Rail tracks hug some of San Diego County’s busiest freeways, from the Coaster and Amtrak lines along Interstate 5 to the Sprinter rail that runs near Highway 78.
But along the county’s biggest inland corridor —- Interstate 15 —- decades-old plans for rail never picked up steam because of concerns about cost, hilly terrain and low ridership, officials in San Diego and Riverside counties said this week.
Still, in recent months, as transportation officials have hailed the opening of I-15′s new express lanes from Escondido to Kearny Mesa, some North County Times readers have asked whether planners ever considered building a commuter rail line along the busy interstate.
Some have argued that rail would have attracted more riders than the express lanes, which are free for car pools, buses and motorcycles, and open to fee-paying solo drivers.
And although some call the express lanes a success, one reader’s comment captures the curiosity, and some of the frustration, about the lack of rail. It was left online on a recent Times article about plans for rapid buses along the I-15 express lanes.
“Why won’t these people just do this right and put a rail line down the 15? Busses (sic) are considered shady and for poor people. The geniuses put in a useless east/west rail line instead of a north/south line that would actually get used by commuters,” wrote the commenter, who goes by JohnSmith11.
So the North County Times posed the same question to those in the know. Here’s how they responded:
“Back in the ’90s, we did look at that … the (I-15) corridor was a potential rail corridor,” said Dave Schumacher, a principal planner with the San Diego Association of Governments, the region’s planning agency.
Shumacher said the agency considered several options for solving I-15′s notorious traffic crunch, among them adding rail, freeway lanes or express lanes.
“We heard over and over: ‘Give us choices,’” the planner said of the forums held on the topic.
And while rail was one possible choice, it was also the most expensive, with cost estimates “in the billions of dollars,” Schumacher added.
Steep grades, low ridership
When rail was considered, concerns also popped up about the I-15 corridor’s hilly terrain and relatively low ridership projections, said Jerome Stocks, the agency’s chairman and mayor of Encinitas.
Steep grades along I-15 ruled out “heavy rail” like the Coaster and Amtrak trains, which travel at freeway speeds between Oceanside and San Diego. Trains, if ever added, would travel at roughly 30 miles per hour on the inland corridor, similar to the speeds of the San Diego Trolley or the Sprinter trains that link Escondido to Oceanside, Stocks said.

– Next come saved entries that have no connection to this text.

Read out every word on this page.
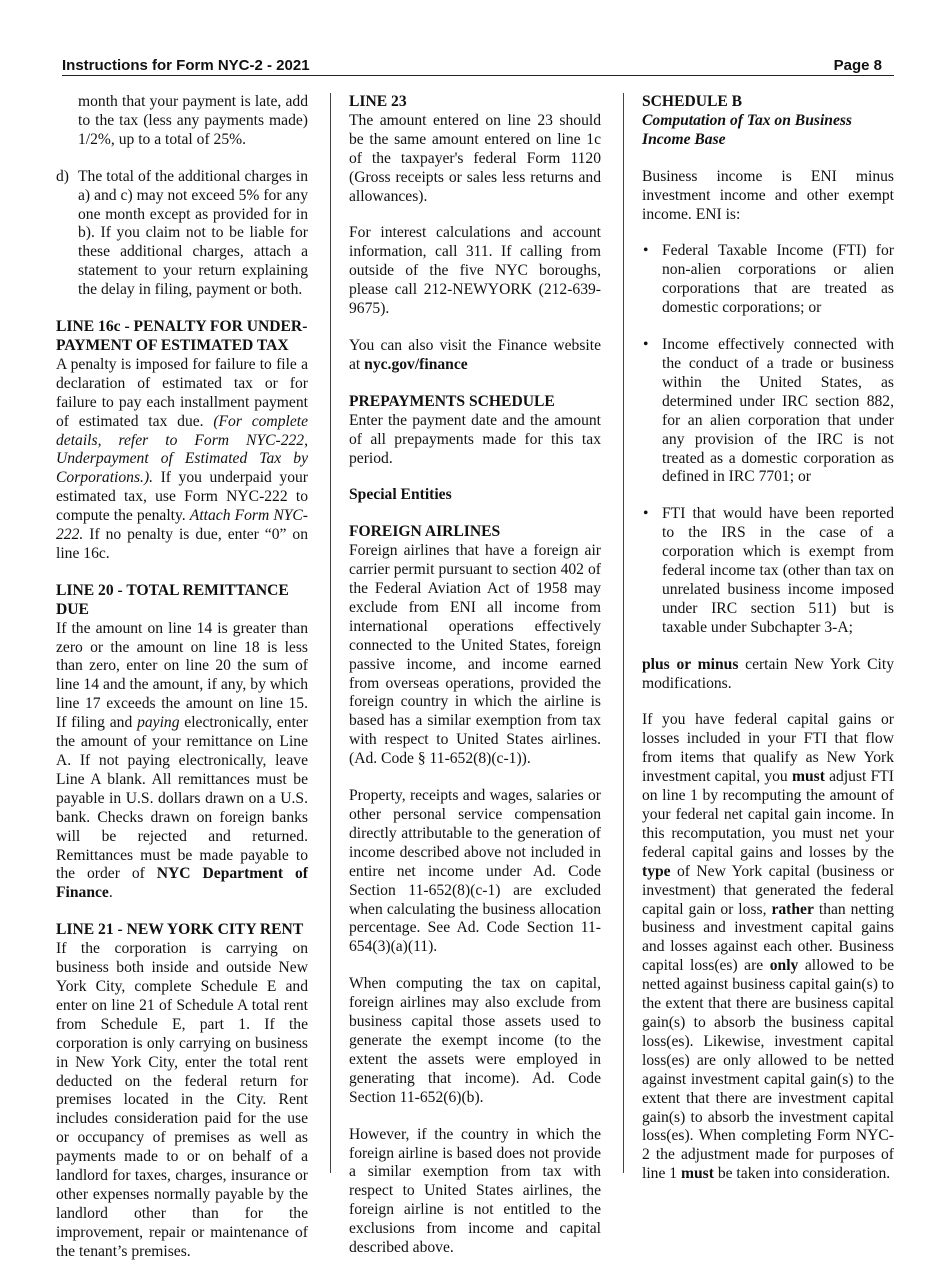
Instructions for Form NYC-2 - 2021	Page 8

month that your payment is late, add to the tax (less any payments made) 1/2%, up to a total of 25%.

d) The total of the additional charges in a) and c) may not exceed 5% for any one month except as provided for in b). If you claim not to be liable for these additional charges, attach a statement to your return explaining the delay in filing, payment or both.
LINE 16c - PENALTY FOR UNDER-PAYMENT OF ESTIMATED TAX

A penalty is imposed for failure to file a declaration of estimated tax or for failure to pay each installment payment of estimated tax due. (For complete details, refer to Form NYC-222, Underpayment of Estimated Tax by Corporations.). If you underpaid your estimated tax, use Form NYC-222 to compute the penalty. Attach Form NYC-222. If no penalty is due, enter “0” on line 16c.

LINE 20 - TOTAL REMITTANCE DUE

If the amount on line 14 is greater than zero or the amount on line 18 is less than zero, enter on line 20 the sum of line 14 and the amount, if any, by which line 17 exceeds the amount on line 15. If filing and paying electronically, enter the amount of your remittance on Line A. If not paying electronically, leave Line A blank. All remittances must be payable in U.S. dollars drawn on a U.S. bank. Checks drawn on foreign banks will be rejected and returned. Remittances must be made payable to the order of NYC Department of Finance.

LINE 21 - NEW YORK CITY RENT

If the corporation is carrying on business both inside and outside New York City, complete Schedule E and enter on line 21 of Schedule A total rent from Schedule E, part 1. If the corporation is only carrying on business in New York City, enter the total rent deducted on the federal return for premises located in the City. Rent includes consideration paid for the use or occupancy of premises as well as payments made to or on behalf of a landlord for taxes, charges, insurance or other expenses normally payable by the landlord other than for the improvement, repair or maintenance of the tenant’s premises.

LINE 23

The amount entered on line 23 should be the same amount entered on line 1c of the taxpayer's federal Form 1120 (Gross receipts or sales less returns and allowances).

For interest calculations and account information, call 311. If calling from outside of the five NYC boroughs, please call 212-NEWYORK (212-639-9675).

You can also visit the Finance website at nyc.gov/finance

PREPAYMENTS SCHEDULE

Enter the payment date and the amount of all prepayments made for this tax period.

Special Entities
FOREIGN AIRLINES

Foreign airlines that have a foreign air carrier permit pursuant to section 402 of the Federal Aviation Act of 1958 may exclude from ENI all income from international operations effectively connected to the United States, foreign passive income, and income earned from overseas operations, provided the foreign country in which the airline is based has a similar exemption from tax with respect to United States airlines. (Ad. Code § 11-652(8)(c-1)).

Property, receipts and wages, salaries or other personal service compensation directly attributable to the generation of income described above not included in entire net income under Ad. Code Section 11-652(8)(c-1) are excluded when calculating the business allocation percentage. See Ad. Code Section 11- 654(3)(a)(11).

When computing the tax on capital, foreign airlines may also exclude from business capital those assets used to generate the exempt income (to the extent the assets were employed in generating that income). Ad. Code Section 11-652(6)(b).

However, if the country in which the foreign airline is based does not provide a similar exemption from tax with respect to United States airlines, the foreign airline is not entitled to the exclusions from income and capital described above.

SCHEDULE B
Computation of Tax on Business Income Base

Business income is ENI minus investment income and other exempt income. ENI is:

• Federal Taxable Income (FTI) for non-alien corporations or alien corporations that are treated as domestic corporations; or
• Income effectively connected with the conduct of a trade or business within the United States, as determined under IRC section 882, for an alien corporation that under any provision of the IRC is not treated as a domestic corporation as defined in IRC 7701; or
• FTI that would have been reported to the IRS in the case of a corporation which is exempt from federal income tax (other than tax on unrelated business income imposed under IRC section 511) but is taxable under Subchapter 3-A;

plus or minus certain New York City modifications.

If you have federal capital gains or losses included in your FTI that flow from items that qualify as New York investment capital, you must adjust FTI on line 1 by recomputing the amount of your federal net capital gain income. In this recomputation, you must net your federal capital gains and losses by the type of New York capital (business or investment) that generated the federal capital gain or loss, rather than netting business and investment capital gains and losses against each other. Business capital loss(es) are only allowed to be netted against business capital gain(s) to the extent that there are business capital gain(s) to absorb the business capital loss(es). Likewise, investment capital loss(es) are only allowed to be netted against investment capital gain(s) to the extent that there are investment capital gain(s) to absorb the investment capital loss(es). When completing Form NYC-2 the adjustment made for purposes of line 1 must be taken into consideration.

Plus the neighborhoods along I-15 were spread out, unlike the densely packed communities usually found along successful rail lines, officials said. Billions might be spent but relatively few people might ever take the train, officials said they concluded.

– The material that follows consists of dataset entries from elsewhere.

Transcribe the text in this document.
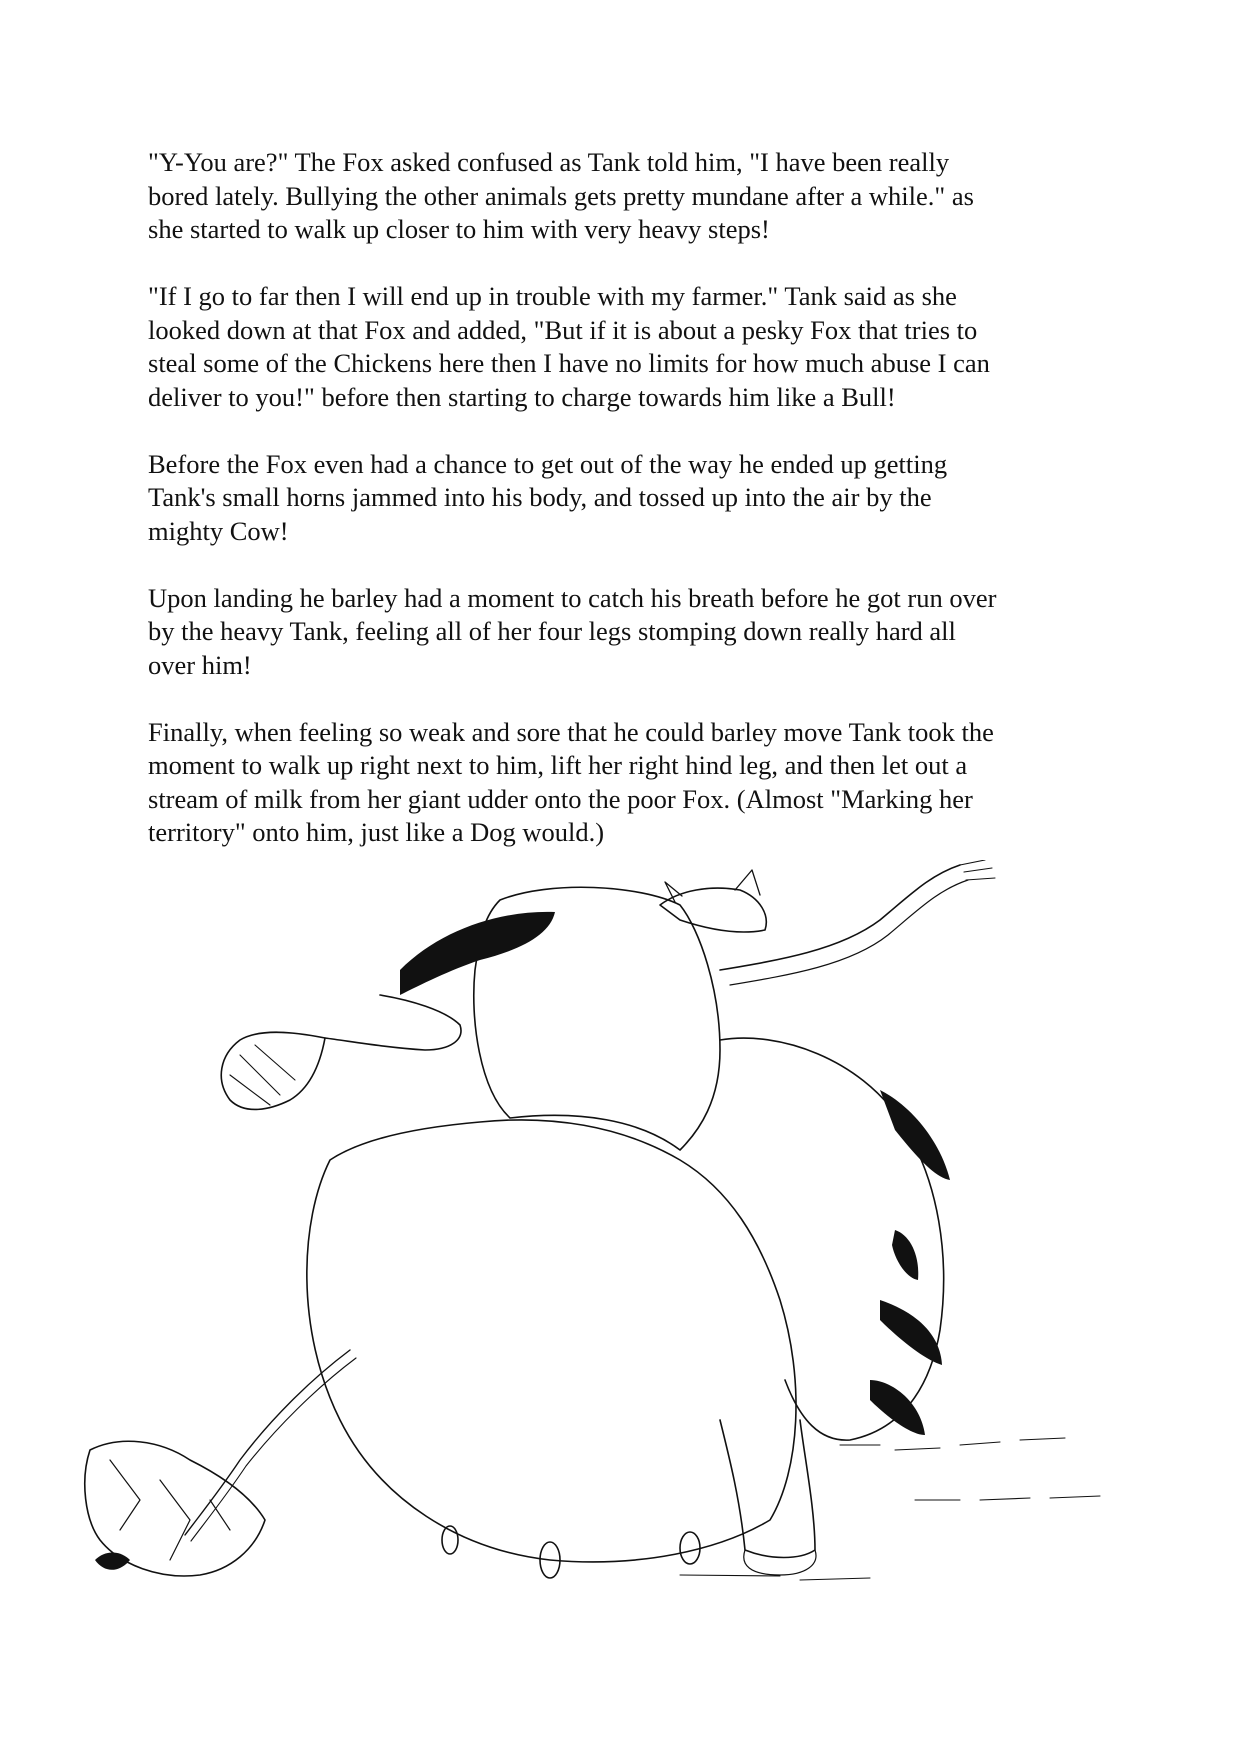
"Y-You are?" The Fox asked confused as Tank told him, "I have been really
bored lately. Bullying the other animals gets pretty mundane after a while." as
she started to walk up closer to him with very heavy steps!

"If I go to far then I will end up in trouble with my farmer." Tank said as she
looked down at that Fox and added, "But if it is about a pesky Fox that tries to
steal some of the Chickens here then I have no limits for how much abuse I can
deliver to you!" before then starting to charge towards him like a Bull!

Before the Fox even had a chance to get out of the way he ended up getting
Tank's small horns jammed into his body, and tossed up into the air by the
mighty Cow!

Upon landing he barley had a moment to catch his breath before he got run over
by the heavy Tank, feeling all of her four legs stomping down really hard all
over him!

Finally, when feeling so weak and sore that he could barley move Tank took the
moment to walk up right next to him, lift her right hind leg, and then let out a
stream of milk from her giant udder onto the poor Fox. (Almost "Marking her
territory" onto him, just like a Dog would.)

Riverside County rail study
San Diego County leaders aren’t the only ones who considered rail along I-15.
With a booming population that increasingly used I-15 to commute to jobs in San Diego, Riverside County officials commissioned the I-15 Commuter Rail Feasibility Study, produced in 2007.
The conceptual 66-mile rail line, the study estimated, would generate an estimated 3,000 weekday boardings, but cost more than $1.64 billion to plan and build.
By contrast, the I-15 express lanes cost roughly $1 billion. A rapid bus line project, including transit station and freeway ramp improvements, will push the express lanes’ total cost to about $1.4 billion, officials have said.
Riverside County’s I-15 rail plans never went anywhere because of a lack of funding, said John Standiford, deputy director of the Riverside County Transportation Commission, which commissioned the study.
He said, however, the agency hasn’t killed the idea.
“There is a demand (for public transportation to San Diego) and it’s likely to grow,” Standiford said. “I wouldn’t rule (rail) out. I just don’t think it’s something you’re going to see in the near future.”
An I-15 bullet train?
Although commuter rail plans on I-15 never left the station, the California High-Speed Rail Authority has eyed the interstate for its bullet train project.
The high-speed network’s final leg —- from Los Angeles to San Diego —- would run from the Inland Empire south through Murrieta and Escondido along I-15 before veering west to reach downtown San Diego.
Because of exorbitant cost estimates, observers doubt the final San Diego County leg will ever be built. It’s in the early planning stages and no construction is expected for at least a decade.
If it is ever built, the bullet train will have to negotiate the same steep hills that blocked I-15′s commuter rail concept.
It also would have to contend with some unhappy local residents.
Very early plans show bullet train tunnels boring through North County communities such as Rainbow. Residents in the agricultural community expressed their ire over the blueprints two years ago, and vowed to fight the plan should it survive, as have many across California.